It’s the most wonderful time of the year — and the most infectious. 

As COVID-19 cases surge across the New York City area, driven by the highly contagious omicron variant of the coronavirus, families and friends are debating whether and how to gather for Christmas and New Year's Eve.

Daily new cases are now nearly double the rate of last winter’s surge, with more than a tenth of all tests done in the city coming back positive for the virus, according to city data

Yet the public has received conflicting messages from various political and health leaders, underscoring a broader uncertainty over how quickly the omicron surge may come and go and just how many severe infections or deaths it could cause. 

President Joe Biden has said that it is not necessary for vaccinated people to cancel Christmas, even as some health experts are advising against gatherings altogether. 

New York City health commissioner Dr. Dave Chokshi said that people should consider virtual or outdoor gatherings wherever possible, and base any indoor gatherings around the needs of the most vulnerable person in the group, whether that’s a child, an elderly person or someone with a preexisting condition. 

“I am worried about risk, but primarily for people who are most vulnerable to severe outcomes,” Chokshi said on NY1 on Thursday morning. 

For people intent on gathering, the gold standard for safety measures is a multi-level approach, according to Dr. David Abramson, a clinical associate professor at New York University’s School of Global Public Health. 

The first thing, he said, is to make sure that everyone has received a booster shot at least two weeks before the gathering. They should also have tested negative for the coronavirus with a PCR test no more than 72 hours beforehand, and avoided contact with others, even on public transit, in the days between the test and the gathering. 

“If you can accomplish that, sure,” Abramson said. “Short of that, if you can't make all of those things happen, I really dont think it’s a great idea to gather.”

Even so, Abramson said, breakthrough infections could still happen, though they would likely be mild. 

Dr. Stephanie Woolhandler, a professor of urban public health at Hunter College, added that everyone should take a rapid test — or two — as close to the gathering as possible. 

“The rapid tests are not perfect, and it's not a guarantee, but it should be reasonably low risk if everyone’s taken a rapid test and everyone’s vaccinated,” she said. 

Abramson and Woolhandler both underscored that families should avoid in-person gatherings with relatives who are elderly, have preexisting conditions or are immunosuppressed. 

That goes doubly if the gathering involves bringing a child that is not vaccinated or who is not yet eligible for a vaccine, they said. Studies have shown that young children are often the index, or initial, case in household-wide infections.

“If you have a loved one who is very high risk, now is not the time to visit them with an unvaccinated child, or even a vaccinated person,” Woolhandler said. “We are seeing so many breakthrough cases.”

If families do plan to gather with elderly people, it is key to make sure they are boosted. 

“My dad’s coming for Christmas. I'm not letting him through the door unless he gets the booster,” Dr. Ted Long, head of the city’s Test and Trace program, said at a news conference last week. 

Health experts and public health officials are clear on one thing: If you are unvaccinated, you are at the highest risk, and you should avoid travel and gatherings altogether. 

“If you are unvaccinated, you should not travel,” Dr. Chokshi said at a news conference Tuesday. “That’s for your safety as well as the safety of others who you will be in contact with.”

There is not enough data to know whether the relatively milder disease caused by the omicron variant holds true for people who have not received any vaccine dose, Dr. Mitchell Katz, head of New York City’s public hospital system, said at a news conference Wednesday. That means, he said, that the risk of severe disease for those people is very real. 

Other health experts have said that it is best to avoid gatherings for now altogether, given the high rate of virus spread. 

“There's so many unknowns here, and it's such a moving target, and it’s changing so rapidly,” said Dr. Robyn Gershon, a clinical professor of epidemiology at NYU’s School of Global Public Health. “We have no way to know, at that moment, at that dinner, without masks, with poor circulation, who is positive.”

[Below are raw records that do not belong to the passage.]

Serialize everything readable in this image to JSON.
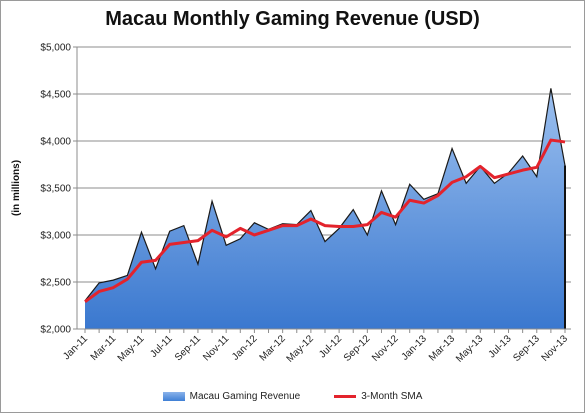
{
  "chart_data": {
    "type": "area",
    "title": "Macau Monthly Gaming Revenue (USD)",
    "ylabel": "(in millions)",
    "xlabel": "",
    "ylim": [
      2000,
      5000
    ],
    "yticks": [
      2000,
      2500,
      3000,
      3500,
      4000,
      4500,
      5000
    ],
    "ytick_labels": [
      "$2,000",
      "$2,500",
      "$3,000",
      "$3,500",
      "$4,000",
      "$4,500",
      "$5,000"
    ],
    "x": [
      "Jan-11",
      "Feb-11",
      "Mar-11",
      "Apr-11",
      "May-11",
      "Jun-11",
      "Jul-11",
      "Aug-11",
      "Sep-11",
      "Oct-11",
      "Nov-11",
      "Dec-11",
      "Jan-12",
      "Feb-12",
      "Mar-12",
      "Apr-12",
      "May-12",
      "Jun-12",
      "Jul-12",
      "Aug-12",
      "Sep-12",
      "Oct-12",
      "Nov-12",
      "Dec-12",
      "Jan-13",
      "Feb-13",
      "Mar-13",
      "Apr-13",
      "May-13",
      "Jun-13",
      "Jul-13",
      "Aug-13",
      "Sep-13",
      "Oct-13",
      "Nov-13"
    ],
    "x_tick_labels": [
      "Jan-11",
      "Mar-11",
      "May-11",
      "Jul-11",
      "Sep-11",
      "Nov-11",
      "Jan-12",
      "Mar-12",
      "May-12",
      "Jul-12",
      "Sep-12",
      "Nov-12",
      "Jan-13",
      "Mar-13",
      "May-13",
      "Jul-13",
      "Sep-13",
      "Nov-13"
    ],
    "grid": "horizontal",
    "legend": "bottom",
    "series": [
      {
        "name": "Macau Gaming Revenue",
        "type": "area",
        "color": "#5b8fdb",
        "values": [
          2300,
          2490,
          2520,
          2570,
          3030,
          2640,
          3040,
          3100,
          2690,
          3360,
          2890,
          2960,
          3130,
          3060,
          3120,
          3110,
          3260,
          2930,
          3070,
          3270,
          3000,
          3470,
          3110,
          3540,
          3380,
          3440,
          3920,
          3550,
          3730,
          3550,
          3660,
          3840,
          3620,
          4560,
          3740
        ]
      },
      {
        "name": "3-Month SMA",
        "type": "line",
        "color": "#e3232c",
        "values": [
          2290,
          2400,
          2440,
          2530,
          2710,
          2730,
          2900,
          2920,
          2940,
          3050,
          2980,
          3070,
          3000,
          3050,
          3100,
          3100,
          3170,
          3100,
          3090,
          3090,
          3110,
          3240,
          3190,
          3370,
          3340,
          3420,
          3560,
          3620,
          3730,
          3610,
          3650,
          3690,
          3720,
          4010,
          3990
        ]
      }
    ]
  }
}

Gershon, who says she is particularly risk averse, noted that gatherings within a small social pod, where the members have limited interaction with people outside the pod, could be safe, especially with testing and isolating ahead of the gathering. 

But few people have maintained such tight knit pods through the pandemic, and the omicron variant is so infectious, she said — possibly three times more contagious than delta — that people could catch it grocery shopping or on the subway. 

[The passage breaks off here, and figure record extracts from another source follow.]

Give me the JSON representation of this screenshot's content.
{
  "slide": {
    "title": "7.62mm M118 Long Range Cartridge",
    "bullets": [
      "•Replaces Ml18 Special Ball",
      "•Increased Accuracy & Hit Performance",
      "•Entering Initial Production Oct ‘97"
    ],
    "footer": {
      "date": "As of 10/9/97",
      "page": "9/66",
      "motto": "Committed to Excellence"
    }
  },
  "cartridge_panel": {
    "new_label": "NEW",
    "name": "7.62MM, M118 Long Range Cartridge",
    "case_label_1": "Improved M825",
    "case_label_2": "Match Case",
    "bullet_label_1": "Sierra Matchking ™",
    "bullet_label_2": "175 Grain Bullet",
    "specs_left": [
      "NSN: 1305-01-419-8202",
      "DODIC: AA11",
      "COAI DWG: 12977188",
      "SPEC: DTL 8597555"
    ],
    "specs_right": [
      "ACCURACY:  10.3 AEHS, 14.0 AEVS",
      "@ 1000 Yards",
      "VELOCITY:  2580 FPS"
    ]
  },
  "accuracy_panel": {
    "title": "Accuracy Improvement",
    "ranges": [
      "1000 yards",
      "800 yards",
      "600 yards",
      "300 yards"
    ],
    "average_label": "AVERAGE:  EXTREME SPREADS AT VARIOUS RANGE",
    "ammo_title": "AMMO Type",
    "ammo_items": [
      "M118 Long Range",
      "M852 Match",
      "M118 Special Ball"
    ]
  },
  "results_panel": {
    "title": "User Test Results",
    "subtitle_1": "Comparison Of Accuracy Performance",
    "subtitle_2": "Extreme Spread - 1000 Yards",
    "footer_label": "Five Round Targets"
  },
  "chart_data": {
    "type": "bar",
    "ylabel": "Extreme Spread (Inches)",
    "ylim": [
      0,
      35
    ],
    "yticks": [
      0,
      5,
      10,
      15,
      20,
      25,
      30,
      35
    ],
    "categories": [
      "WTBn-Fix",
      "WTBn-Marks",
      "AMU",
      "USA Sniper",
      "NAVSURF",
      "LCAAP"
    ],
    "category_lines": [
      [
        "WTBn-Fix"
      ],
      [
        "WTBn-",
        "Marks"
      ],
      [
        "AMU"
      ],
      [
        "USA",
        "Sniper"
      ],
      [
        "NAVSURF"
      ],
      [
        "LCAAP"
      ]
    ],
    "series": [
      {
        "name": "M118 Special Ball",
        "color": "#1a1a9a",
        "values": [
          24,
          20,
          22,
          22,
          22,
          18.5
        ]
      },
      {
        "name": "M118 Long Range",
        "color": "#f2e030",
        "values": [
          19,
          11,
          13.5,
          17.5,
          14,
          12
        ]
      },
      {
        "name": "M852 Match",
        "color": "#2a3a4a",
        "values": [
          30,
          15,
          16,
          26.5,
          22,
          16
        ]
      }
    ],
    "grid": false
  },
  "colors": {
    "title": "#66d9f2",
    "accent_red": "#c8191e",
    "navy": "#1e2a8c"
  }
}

“I don't know how you can eat a meal, and have drinks, and cups of coffee, and cake, and not waft virus in the air if someone in that group is positive,” she said. 

Woolhandler said she feels that now is the right time to be more cautious, as the virus spikes locally, and potentially strains hospital resources: An infection that requires hospitalization, but is treatable, could become more deadly if patients do not get sufficient attention from an overstretched ICU or emergency room. 

And even though the FDA has authorized a new pill for treating COVID-19 at home, there are not nearly enough courses of the drug available now to meet demand. 

“Right now, in a way, it's probably the most unsafe period for folks, in part because there are better treatments coming down the pipe, but we don't really have them yet,” she said.